Cette règle permet donc aux promoteurs de «contourner» les contraintes de densité en proposant de grandes unités regroupant plusieurs chambres, là où un projet résidentiel classique devrait compenser les studios par de grands logements.
Entre logement et hôtellerie
Autre zone de tension : certains développements «se situent à l’interface entre logement et hôtellerie, ce qui a des implications en termes de définitions d’usages au stade de la planification urbaine et de sécurité d’occupation, par rapport à la question de l’enregistrement», rapporte l’Observatoire de l’habitat.
L’étude révèle qu’«il existe des cas où la commune permettrait à des occupants de locations de courte durée et même de chambres d’hôtel de s’enregistrer, alors même que ces chambres d’hôtel pourraient très bien être développées dans une zone du PAG qui n’autorise pas le logement».
L’Observatoire met en garde contre le risque que ces nouveaux segments contribuent à aggraver la crise du logement. Si certains acteurs plaident «pour une convergence de leurs règlementations sur base du cadre règlementaire de l’hôtellerie», une telle évolution «conduirait néanmoins à une réduction du parc de logements locatifs disponibles pour de longues durées et pourrait, contrairement au discours dominant, contribuer à aggraver la pénurie de logements».
L’analyse révèle des disparités importantes entre communes. Les règlements des communes de la région Sud (Differdange, Dudelange, Esch-sur-Alzette, Sanem) «apparaissent plus détaillés sur la question des chambres meublées et du logement étudiant» et «affirment le besoin d’une autorisation pour la création de tels logements, y compris dans l’existant». Le réseau Resonord (neuf communes du Nord) a quant à lui mis en place un label de qualité pour les chambres meublées.
Un besoin d’action rapide
Face à ces enjeux, l’étude recommande de «revoir la définition d’un logement, au regard de toutes les typologies possibles et de leurs implications». Le projet de Registre National des Bâtiments et des Logements actuellement en préparation «offre l’opportunité de contribuer à la clarification de cette définition et à créer une base empirique plus solide».

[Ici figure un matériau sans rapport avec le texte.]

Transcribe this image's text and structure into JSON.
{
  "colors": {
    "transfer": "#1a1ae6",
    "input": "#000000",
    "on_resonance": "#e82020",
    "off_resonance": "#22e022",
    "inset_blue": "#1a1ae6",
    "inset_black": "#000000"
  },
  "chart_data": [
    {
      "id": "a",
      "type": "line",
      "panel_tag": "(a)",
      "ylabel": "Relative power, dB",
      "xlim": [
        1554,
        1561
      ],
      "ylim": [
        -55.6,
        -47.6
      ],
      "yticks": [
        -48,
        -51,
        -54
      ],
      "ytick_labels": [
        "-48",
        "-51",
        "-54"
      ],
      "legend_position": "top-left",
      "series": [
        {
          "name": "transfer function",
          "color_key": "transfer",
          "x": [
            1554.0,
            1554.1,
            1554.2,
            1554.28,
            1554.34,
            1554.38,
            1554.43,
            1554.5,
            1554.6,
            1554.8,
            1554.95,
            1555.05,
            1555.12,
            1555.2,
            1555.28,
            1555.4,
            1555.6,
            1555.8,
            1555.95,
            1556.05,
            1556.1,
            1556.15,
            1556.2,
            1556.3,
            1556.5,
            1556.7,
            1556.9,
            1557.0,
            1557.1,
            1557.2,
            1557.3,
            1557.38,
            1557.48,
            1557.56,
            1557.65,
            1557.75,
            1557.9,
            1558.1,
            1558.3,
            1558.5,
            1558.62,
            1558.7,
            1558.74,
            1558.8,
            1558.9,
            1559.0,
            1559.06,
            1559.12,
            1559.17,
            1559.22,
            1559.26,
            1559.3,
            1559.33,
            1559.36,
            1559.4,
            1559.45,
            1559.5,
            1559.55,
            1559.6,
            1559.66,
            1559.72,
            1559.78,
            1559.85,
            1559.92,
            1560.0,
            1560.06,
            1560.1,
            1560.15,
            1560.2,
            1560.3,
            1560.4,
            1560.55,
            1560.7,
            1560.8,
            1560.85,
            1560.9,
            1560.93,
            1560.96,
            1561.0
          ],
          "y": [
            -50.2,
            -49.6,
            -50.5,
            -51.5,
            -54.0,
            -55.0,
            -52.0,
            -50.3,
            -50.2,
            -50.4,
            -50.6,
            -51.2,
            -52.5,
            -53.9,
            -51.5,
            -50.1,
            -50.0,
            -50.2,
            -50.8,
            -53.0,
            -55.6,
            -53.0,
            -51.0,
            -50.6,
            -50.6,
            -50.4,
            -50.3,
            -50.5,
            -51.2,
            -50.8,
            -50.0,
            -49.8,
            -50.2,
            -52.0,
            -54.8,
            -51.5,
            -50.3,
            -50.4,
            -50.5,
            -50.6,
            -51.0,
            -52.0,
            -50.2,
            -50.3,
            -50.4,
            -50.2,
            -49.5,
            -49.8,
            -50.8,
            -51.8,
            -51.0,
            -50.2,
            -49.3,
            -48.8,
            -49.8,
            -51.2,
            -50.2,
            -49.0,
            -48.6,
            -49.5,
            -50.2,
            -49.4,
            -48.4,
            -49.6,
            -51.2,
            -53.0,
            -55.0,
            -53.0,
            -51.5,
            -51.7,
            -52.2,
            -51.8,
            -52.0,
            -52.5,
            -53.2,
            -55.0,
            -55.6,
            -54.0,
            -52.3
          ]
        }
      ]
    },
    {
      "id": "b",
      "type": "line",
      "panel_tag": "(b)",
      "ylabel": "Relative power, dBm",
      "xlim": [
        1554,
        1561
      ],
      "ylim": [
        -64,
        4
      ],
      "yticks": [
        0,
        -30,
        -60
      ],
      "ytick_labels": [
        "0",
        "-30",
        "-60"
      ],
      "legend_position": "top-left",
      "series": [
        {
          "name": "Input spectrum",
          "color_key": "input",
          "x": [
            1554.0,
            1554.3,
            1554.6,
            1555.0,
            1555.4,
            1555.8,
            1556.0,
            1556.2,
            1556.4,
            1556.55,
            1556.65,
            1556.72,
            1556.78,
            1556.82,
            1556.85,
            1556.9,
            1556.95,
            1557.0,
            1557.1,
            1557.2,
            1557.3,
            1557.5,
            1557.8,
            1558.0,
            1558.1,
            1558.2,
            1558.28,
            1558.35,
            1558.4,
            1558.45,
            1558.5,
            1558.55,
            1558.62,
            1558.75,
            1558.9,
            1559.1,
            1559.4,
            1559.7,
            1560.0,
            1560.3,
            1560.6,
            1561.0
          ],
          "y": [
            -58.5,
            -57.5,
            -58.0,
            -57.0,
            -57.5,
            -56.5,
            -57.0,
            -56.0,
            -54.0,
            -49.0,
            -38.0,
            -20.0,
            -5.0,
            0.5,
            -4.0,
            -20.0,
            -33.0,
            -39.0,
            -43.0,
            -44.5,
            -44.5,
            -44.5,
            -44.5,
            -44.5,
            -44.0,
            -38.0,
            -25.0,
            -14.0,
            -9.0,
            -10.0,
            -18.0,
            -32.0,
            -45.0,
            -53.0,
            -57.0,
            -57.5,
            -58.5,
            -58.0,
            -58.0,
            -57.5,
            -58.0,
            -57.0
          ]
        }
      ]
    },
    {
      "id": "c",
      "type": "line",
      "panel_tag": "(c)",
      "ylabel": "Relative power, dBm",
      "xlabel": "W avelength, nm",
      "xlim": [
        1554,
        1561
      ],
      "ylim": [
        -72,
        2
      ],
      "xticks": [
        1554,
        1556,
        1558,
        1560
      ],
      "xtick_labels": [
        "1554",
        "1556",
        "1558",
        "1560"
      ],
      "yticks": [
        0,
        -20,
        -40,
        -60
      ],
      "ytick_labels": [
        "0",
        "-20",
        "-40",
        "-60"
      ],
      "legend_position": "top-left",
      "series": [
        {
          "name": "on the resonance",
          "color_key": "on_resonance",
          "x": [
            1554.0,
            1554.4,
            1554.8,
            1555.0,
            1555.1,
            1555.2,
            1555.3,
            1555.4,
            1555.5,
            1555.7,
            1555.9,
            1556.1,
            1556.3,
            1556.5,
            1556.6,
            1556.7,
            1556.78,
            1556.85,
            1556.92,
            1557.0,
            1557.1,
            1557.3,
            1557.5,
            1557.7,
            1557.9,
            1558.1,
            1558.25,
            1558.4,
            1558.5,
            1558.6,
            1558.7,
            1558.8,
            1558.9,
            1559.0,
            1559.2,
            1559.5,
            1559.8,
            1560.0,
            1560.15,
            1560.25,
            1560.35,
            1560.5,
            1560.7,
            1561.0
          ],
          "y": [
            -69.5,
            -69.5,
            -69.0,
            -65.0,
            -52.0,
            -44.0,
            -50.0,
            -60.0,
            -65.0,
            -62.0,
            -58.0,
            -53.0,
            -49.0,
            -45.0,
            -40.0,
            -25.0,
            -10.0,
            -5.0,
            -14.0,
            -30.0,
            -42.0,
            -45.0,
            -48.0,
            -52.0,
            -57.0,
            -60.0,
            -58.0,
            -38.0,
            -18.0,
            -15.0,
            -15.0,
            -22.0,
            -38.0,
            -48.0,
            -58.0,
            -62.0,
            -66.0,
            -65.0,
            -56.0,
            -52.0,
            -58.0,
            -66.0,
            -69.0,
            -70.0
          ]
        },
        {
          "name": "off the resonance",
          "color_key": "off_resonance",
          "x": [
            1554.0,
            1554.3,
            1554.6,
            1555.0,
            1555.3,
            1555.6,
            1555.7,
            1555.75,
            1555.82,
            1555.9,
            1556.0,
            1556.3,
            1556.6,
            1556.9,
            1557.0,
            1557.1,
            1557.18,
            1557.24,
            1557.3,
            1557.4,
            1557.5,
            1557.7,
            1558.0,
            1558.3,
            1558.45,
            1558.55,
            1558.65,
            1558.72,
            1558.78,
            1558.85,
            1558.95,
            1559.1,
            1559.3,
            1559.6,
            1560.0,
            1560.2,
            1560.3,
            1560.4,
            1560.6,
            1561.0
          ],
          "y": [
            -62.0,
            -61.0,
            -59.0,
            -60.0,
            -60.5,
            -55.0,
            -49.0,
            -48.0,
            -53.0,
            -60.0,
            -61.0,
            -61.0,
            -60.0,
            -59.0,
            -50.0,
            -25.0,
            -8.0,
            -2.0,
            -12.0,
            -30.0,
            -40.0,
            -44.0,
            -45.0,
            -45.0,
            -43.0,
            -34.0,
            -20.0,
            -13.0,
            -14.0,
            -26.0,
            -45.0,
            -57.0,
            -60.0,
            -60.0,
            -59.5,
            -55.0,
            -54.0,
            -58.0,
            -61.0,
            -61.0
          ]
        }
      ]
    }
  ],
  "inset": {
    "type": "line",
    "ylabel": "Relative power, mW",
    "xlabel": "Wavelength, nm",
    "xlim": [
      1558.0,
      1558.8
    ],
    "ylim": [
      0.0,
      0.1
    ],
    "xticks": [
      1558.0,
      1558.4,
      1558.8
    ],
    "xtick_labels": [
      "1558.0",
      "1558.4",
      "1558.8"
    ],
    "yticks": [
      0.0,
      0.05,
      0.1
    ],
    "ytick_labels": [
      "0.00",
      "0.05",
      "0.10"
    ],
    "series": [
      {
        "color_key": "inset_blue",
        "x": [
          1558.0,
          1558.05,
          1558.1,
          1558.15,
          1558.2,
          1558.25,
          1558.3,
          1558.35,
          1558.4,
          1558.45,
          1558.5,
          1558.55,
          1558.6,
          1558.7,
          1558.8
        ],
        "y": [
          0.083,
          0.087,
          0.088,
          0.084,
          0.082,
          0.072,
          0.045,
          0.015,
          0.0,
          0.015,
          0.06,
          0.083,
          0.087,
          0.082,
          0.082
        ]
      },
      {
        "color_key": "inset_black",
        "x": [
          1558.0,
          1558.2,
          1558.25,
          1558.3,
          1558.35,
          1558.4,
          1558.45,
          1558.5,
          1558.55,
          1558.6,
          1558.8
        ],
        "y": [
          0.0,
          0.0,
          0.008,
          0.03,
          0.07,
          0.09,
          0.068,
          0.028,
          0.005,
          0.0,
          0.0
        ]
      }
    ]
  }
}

L’Observatoire suggère également d’«organiser des échanges de bonnes pratiques entre communes afin de s’inspirer» des innovations développées par certaines d’entre elles en matière de gouvernance et de connaissance de leur marché locatif.
Sans action rapide, l’étude souligne que les communes risquent de se retrouver «dépendantes de grands acteurs internationaux privés (exploitants et/ou investisseurs) qui pénètrent souvent le marché local avec des cahiers des charges préétablis et des configurations spatiales standardisées qui ne sont pas nécessairement adaptés au contexte luxembourgeois».